Bank Indonesia (BI) mengatakan inflasi yang turun menjadi 5,71% pada Oktober 2022 disebabkan oleh sinergi kebijakan yang erat antara BI, pemerintah pusat, pemerintah daerah, banyak mitra strategis lainnya melalui kelompok pengendalian inflasi pusat dan daerah (TPIP-TPID) dan Nasional Gerakan Pengendalian Inflasi Pangan (GNPIP) dalam menekan laju inflasi, khususnya dengan memantau dampak pengendalian inflasi, selanjutnya penyesuaian harga Bahan Bakar Minyak (BBM).
Direktur Utama Komunikasi BI Erwin Haryono menyampaikan terima kasih kepada seluruh pengambil kebijakan yang telah bersama-sama menjaga stabilitas harga guna mendukung daya beli masyarakat dan mendorong pemulihan pemulihan ekonomi.
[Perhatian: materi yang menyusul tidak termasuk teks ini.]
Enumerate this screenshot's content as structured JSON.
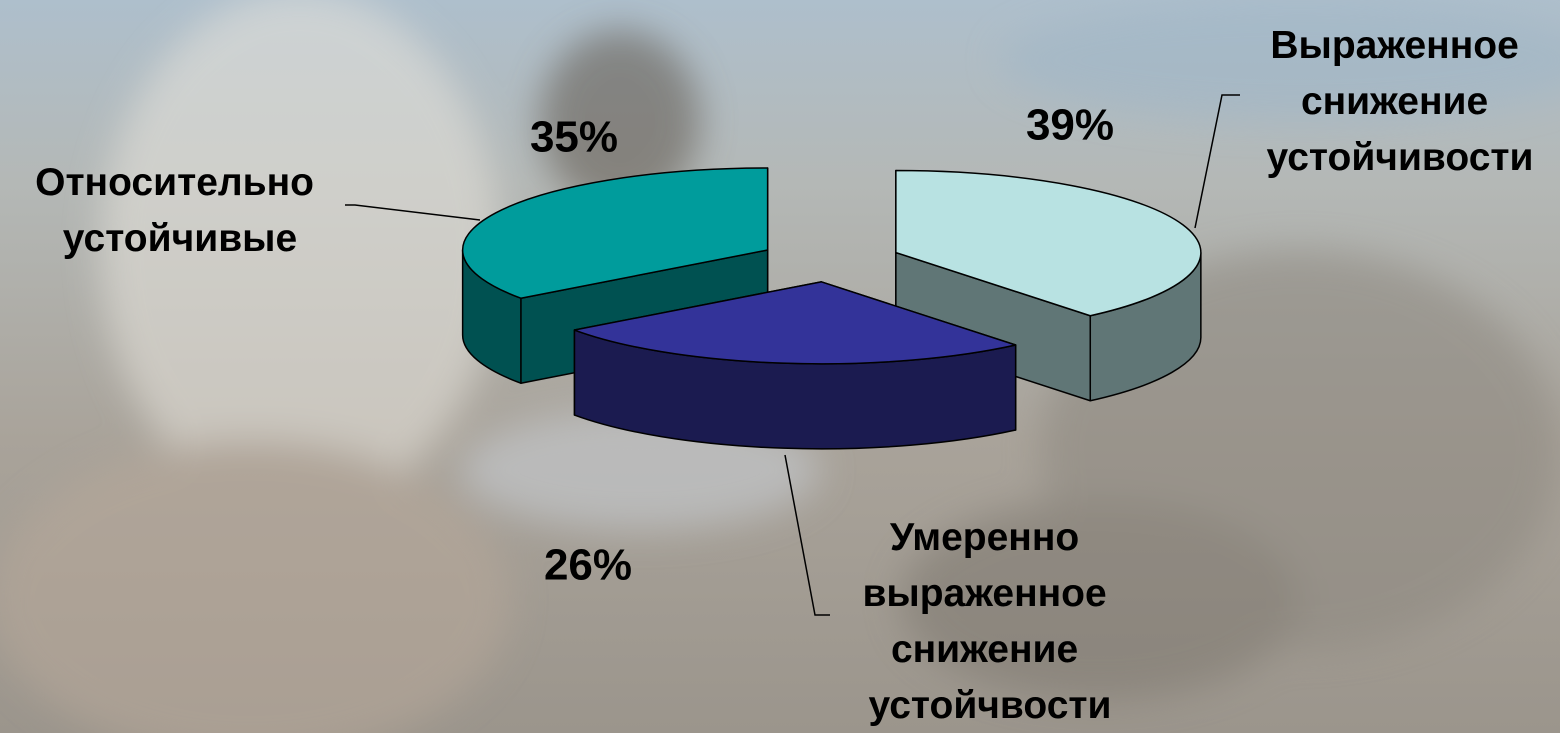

Secara keseluruhan pada tahun 2022, Bank Indonesia melihat inflasi di bawah perkiraan awal, meskipun masih 3 ± 1% di atas targetnya. “Sinergi kebijakan antara pemerintah pusat, pemerintah daerah dan BI akan terus ditingkatkan untuk memastikan inflasi segera kembali tepat sasaran,” kata Erwin dalam keterangan resmi yang diterima, Selasa (1 November 2022).
Ia mengatakan, inflasi inti Oktober 2022 terkendali sebesar 0,16% (ton), turun dari inflasi September 2022 sebesar 0,30% (ton). Penurunan inflasi inti bulanan yang lebih rendah dari perkiraan semula terutama dipengaruhi oleh berlanjutnya dampak penyesuaian harga BBM terhadap inflasi inti yang menurun pada Oktober 2022 dan tidak adanya tekanan inflasi dari sisi permintaan yang kuat. Secara tahunan, inflasi inti Oktober 2022 tercatat sebesar 3,31% (yoy), lebih tinggi dibandingkan inflasi bulan sebelumnya yang tercatat sebesar 3,21% (yoy).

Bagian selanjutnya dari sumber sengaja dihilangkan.